A rechargeable battery is also called a secondary cell or secondary battery. The lead-acid battery in cars is a common example although the lithium-ion battery is another common example. The lead acid battery is probably older than the Leclanche cell, having been invented in 1859. When discharged, both the positive and negative plates are lead sulfate. When charged, the positive plate becomes lead dioxide and the negative plate turns into pure lead. Lead acid batteries gradually lose their ability to take charge due to the crystallization of the lead sulfate. Rather than forming an amorphous layer some of the lead sulfate starts to form a crystal which won’t re-dissolve on recharging.
Lithium rechargeable batteries use various compounds such as lithium manganese oxide. Unlike the lead acid cell, a lithium cell will have dissimilar materials for the two electrodes. The key characteristic of rechargeable batteries is that the chemical reaction can be reversed. There is also usually some unwanted deterioration of either the electrodes and/or the electrolyte with time and charge/discharge which is why they never last forever and usually have a noticeable loss of capacity after 500 or 1000 charge/discharge cycles.

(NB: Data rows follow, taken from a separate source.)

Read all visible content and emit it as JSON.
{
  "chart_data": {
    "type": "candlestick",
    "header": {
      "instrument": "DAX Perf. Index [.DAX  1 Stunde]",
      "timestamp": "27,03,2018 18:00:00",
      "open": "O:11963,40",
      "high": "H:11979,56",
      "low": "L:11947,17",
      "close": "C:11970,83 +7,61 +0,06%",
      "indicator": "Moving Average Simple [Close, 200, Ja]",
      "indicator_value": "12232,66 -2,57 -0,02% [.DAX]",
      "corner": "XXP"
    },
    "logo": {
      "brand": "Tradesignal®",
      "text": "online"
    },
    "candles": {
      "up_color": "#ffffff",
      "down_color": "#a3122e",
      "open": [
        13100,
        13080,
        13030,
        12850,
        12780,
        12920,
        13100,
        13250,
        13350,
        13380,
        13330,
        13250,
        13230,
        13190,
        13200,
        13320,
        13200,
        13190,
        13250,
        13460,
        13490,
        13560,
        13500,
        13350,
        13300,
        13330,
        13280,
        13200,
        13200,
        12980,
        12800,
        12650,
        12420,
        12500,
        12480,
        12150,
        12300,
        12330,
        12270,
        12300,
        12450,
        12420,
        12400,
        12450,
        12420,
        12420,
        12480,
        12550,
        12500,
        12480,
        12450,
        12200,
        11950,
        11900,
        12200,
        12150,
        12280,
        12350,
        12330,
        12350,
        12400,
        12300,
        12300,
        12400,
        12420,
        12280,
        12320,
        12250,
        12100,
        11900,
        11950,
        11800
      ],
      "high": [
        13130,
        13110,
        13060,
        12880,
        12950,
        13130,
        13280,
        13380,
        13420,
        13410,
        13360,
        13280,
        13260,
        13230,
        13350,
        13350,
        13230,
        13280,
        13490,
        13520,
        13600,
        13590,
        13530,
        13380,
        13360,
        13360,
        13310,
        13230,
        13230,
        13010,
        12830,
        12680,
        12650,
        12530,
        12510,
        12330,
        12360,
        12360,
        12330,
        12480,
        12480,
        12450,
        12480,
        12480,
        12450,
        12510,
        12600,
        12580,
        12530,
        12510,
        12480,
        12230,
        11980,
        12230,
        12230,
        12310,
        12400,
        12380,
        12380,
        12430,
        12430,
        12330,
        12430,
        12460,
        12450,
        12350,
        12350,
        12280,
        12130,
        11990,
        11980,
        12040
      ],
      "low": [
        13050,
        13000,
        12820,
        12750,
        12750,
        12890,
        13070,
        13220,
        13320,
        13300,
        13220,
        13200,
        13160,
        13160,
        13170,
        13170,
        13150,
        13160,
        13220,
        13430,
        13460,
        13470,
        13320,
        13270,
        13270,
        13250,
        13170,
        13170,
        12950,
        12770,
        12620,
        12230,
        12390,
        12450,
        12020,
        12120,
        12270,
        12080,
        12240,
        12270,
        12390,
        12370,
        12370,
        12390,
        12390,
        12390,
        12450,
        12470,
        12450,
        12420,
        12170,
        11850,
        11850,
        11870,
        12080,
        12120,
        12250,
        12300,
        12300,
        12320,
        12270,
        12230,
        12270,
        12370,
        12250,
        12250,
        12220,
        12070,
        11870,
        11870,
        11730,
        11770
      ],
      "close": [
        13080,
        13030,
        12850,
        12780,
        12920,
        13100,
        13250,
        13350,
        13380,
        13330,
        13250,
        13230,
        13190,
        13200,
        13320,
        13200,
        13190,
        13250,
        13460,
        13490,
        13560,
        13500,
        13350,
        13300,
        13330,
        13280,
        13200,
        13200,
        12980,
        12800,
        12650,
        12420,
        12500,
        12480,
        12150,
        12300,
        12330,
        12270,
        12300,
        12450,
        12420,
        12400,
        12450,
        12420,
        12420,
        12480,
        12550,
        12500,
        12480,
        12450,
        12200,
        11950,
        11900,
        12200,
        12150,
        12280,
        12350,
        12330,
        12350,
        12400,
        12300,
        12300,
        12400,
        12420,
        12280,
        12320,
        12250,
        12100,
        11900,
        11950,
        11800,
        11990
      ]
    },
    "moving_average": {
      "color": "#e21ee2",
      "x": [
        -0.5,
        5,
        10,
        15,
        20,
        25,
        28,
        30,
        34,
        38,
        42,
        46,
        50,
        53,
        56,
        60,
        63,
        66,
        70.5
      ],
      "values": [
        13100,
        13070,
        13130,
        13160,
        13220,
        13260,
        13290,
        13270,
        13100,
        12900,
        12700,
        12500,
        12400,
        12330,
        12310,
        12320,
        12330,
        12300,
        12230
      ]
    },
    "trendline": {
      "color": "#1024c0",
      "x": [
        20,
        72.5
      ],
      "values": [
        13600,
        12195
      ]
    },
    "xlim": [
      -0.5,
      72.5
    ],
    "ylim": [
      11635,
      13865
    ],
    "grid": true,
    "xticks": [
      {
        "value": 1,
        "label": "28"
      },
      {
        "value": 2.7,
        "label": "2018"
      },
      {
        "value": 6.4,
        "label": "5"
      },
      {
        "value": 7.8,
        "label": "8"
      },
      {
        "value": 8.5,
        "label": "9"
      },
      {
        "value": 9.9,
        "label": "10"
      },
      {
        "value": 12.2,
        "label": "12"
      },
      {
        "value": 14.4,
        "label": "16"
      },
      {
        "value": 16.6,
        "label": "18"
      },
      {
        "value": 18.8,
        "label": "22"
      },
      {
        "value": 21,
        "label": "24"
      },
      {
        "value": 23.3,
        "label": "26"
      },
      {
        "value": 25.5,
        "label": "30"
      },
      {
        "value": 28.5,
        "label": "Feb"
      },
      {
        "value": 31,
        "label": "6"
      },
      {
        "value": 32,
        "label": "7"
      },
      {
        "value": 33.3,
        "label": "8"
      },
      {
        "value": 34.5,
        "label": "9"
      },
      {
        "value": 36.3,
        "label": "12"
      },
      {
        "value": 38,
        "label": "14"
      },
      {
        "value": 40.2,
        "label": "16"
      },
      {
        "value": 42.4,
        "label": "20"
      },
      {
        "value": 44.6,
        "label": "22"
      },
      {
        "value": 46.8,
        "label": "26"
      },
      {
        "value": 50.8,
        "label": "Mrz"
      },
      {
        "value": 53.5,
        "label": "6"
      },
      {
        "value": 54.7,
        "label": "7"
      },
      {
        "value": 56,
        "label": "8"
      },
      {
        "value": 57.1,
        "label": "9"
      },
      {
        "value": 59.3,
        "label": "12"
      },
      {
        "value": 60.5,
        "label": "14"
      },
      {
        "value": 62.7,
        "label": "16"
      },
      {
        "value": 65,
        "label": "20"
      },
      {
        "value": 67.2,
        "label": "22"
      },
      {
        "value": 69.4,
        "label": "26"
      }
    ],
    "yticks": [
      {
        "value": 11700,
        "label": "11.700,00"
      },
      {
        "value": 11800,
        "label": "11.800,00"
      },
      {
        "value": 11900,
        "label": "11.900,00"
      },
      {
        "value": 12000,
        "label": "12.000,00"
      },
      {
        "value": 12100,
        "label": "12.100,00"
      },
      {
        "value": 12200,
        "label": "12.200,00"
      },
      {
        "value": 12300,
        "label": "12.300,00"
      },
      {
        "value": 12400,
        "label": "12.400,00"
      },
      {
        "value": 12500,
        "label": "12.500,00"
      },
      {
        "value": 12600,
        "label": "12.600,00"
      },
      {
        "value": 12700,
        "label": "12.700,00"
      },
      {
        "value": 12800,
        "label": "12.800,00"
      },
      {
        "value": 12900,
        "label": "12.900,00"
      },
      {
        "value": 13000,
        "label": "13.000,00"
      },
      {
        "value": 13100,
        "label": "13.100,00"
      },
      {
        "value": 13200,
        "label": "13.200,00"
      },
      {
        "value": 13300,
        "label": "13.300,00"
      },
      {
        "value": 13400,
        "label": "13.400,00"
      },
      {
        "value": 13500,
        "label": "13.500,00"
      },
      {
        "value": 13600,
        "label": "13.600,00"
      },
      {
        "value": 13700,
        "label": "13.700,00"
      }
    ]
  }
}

A super capacitor is capacitor which has a massive capacitance – several Farads – and can therefore store a large amount of charge, much like a battery. The disadvantage is that they are currently expensive and the voltage will drop as the capacitor is discharged, unlike an “ideal” battery which maintains a relatively constant voltage until it is almost completely discharged. This voltage drop with the capacitor means that some electronics is almost always required to convert the voltage into something more stable for electronic products. However, they can last for 100,000 cycles or more compared to only 1000 cycles for rechargeable batteries.
So, coming back to the saltwater battery, are you really running it on salt water? Well, yes and no. The salt water is the electrolyte but there will also be some electrodes in there. While details are limited, the web site says that the anode will last 6 months. Remember, this is a primary cell so a chemical reaction is happening which cannot be reversed by reversing the direction of flow of the current. Unfortunately it is not just the salt water that deteriorates. However, you only throw away some of the battery when it is discharged so in that sense it creates less waste than a normal primary battery.